J'ai arrêté d'essayer de satisfaire les deux standards en troisième année de licence. Je venais de revenir à mon université dans l'Ohio après un semestre de rêve en Jamaïque. Il faisait froid et gris. Je venais de me faire opérer de l'appendicite. Le soleil était parti, fini les mecs mignons avec des lunettes de soleil et des bras musclés. Je rêvais de mon séjour à Kingston, même si c'était parfois dangereux. Je suis tombée en dépression et j'ai perdu plusieurs kilos, sûrement à cause de ma petite opération aussi. Je n'avais pas été aussi mince depuis le collège.
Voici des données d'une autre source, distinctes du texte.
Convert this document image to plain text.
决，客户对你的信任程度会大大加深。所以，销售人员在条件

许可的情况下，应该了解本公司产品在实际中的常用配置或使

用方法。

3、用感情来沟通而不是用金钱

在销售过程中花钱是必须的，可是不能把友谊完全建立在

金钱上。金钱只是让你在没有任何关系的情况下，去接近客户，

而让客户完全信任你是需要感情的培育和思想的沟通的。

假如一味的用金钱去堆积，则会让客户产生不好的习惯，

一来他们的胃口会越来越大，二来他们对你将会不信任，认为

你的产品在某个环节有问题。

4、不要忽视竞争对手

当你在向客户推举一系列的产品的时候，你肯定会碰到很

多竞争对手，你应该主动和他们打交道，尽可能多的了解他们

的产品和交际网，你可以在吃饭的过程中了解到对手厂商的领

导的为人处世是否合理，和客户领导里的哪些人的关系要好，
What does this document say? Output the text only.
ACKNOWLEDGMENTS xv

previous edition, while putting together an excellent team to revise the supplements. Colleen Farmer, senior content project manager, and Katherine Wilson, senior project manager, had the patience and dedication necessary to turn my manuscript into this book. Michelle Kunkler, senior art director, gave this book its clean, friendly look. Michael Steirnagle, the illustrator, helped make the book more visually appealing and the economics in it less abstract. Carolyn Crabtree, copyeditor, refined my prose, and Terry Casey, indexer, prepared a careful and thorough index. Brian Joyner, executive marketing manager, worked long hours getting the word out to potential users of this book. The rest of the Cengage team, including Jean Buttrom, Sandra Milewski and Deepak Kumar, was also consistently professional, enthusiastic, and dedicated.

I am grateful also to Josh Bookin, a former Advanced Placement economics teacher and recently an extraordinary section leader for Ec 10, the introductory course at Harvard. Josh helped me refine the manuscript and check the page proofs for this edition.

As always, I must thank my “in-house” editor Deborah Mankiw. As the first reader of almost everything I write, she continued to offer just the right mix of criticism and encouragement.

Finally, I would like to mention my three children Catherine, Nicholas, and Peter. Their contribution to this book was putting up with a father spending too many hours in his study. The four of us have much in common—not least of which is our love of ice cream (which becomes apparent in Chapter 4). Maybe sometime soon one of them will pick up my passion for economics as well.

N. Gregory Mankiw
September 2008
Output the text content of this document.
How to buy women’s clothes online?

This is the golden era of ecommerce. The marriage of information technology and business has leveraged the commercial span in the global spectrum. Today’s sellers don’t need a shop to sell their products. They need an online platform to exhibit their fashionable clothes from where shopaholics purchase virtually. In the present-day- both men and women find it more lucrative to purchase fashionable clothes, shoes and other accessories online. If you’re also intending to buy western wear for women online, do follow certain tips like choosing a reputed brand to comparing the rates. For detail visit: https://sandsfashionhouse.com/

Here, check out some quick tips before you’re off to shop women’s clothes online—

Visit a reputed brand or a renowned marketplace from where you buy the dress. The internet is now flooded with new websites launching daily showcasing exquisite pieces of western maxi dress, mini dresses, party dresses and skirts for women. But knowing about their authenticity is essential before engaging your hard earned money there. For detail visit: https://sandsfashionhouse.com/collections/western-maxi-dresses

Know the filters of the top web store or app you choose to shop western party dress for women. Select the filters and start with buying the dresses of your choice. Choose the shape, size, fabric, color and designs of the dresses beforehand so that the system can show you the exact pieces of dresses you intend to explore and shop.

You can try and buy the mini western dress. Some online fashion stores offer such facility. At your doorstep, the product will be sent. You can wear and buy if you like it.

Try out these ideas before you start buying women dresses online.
Mon derrière n'était plus aussi large, mon ventre était moins visible et mes cuisses plus petites. Plusieurs amis à l'école ont remarqué que j'avais perdu du poids. « T'es trop maigrichonne, ma belle. Mange du riz et des haricots ».

Ce commentaire ne m'a pas blessée du tout. Il a plutôt fait remonter les mêmes sentiments de confusion dont j'avais souffert étant ado. Mais c'est à ce moment précis que j'ai décidé que j'étais trop vieille pour que de telles réflexions me perturbent ou me dépriment. Pourquoi se soucier de ce que pensent les autres ? Et pourquoi passer autant de temps à essayer de satisfaire les différentes opinions des autres sur mon apparence physique, au lieu de me contenter de définir ce que JE souhaite ?

Les standards imposés par la société sont généralement inaccessibles par nature, qu'il s'agisse d'être mince ou voluptueuse. L'important est de créer son propre idéal et de ne pas se soucier de l'avis des autres, au lieu de courir après un idéal qui ne plaira de toute façon jamais à tout le monde.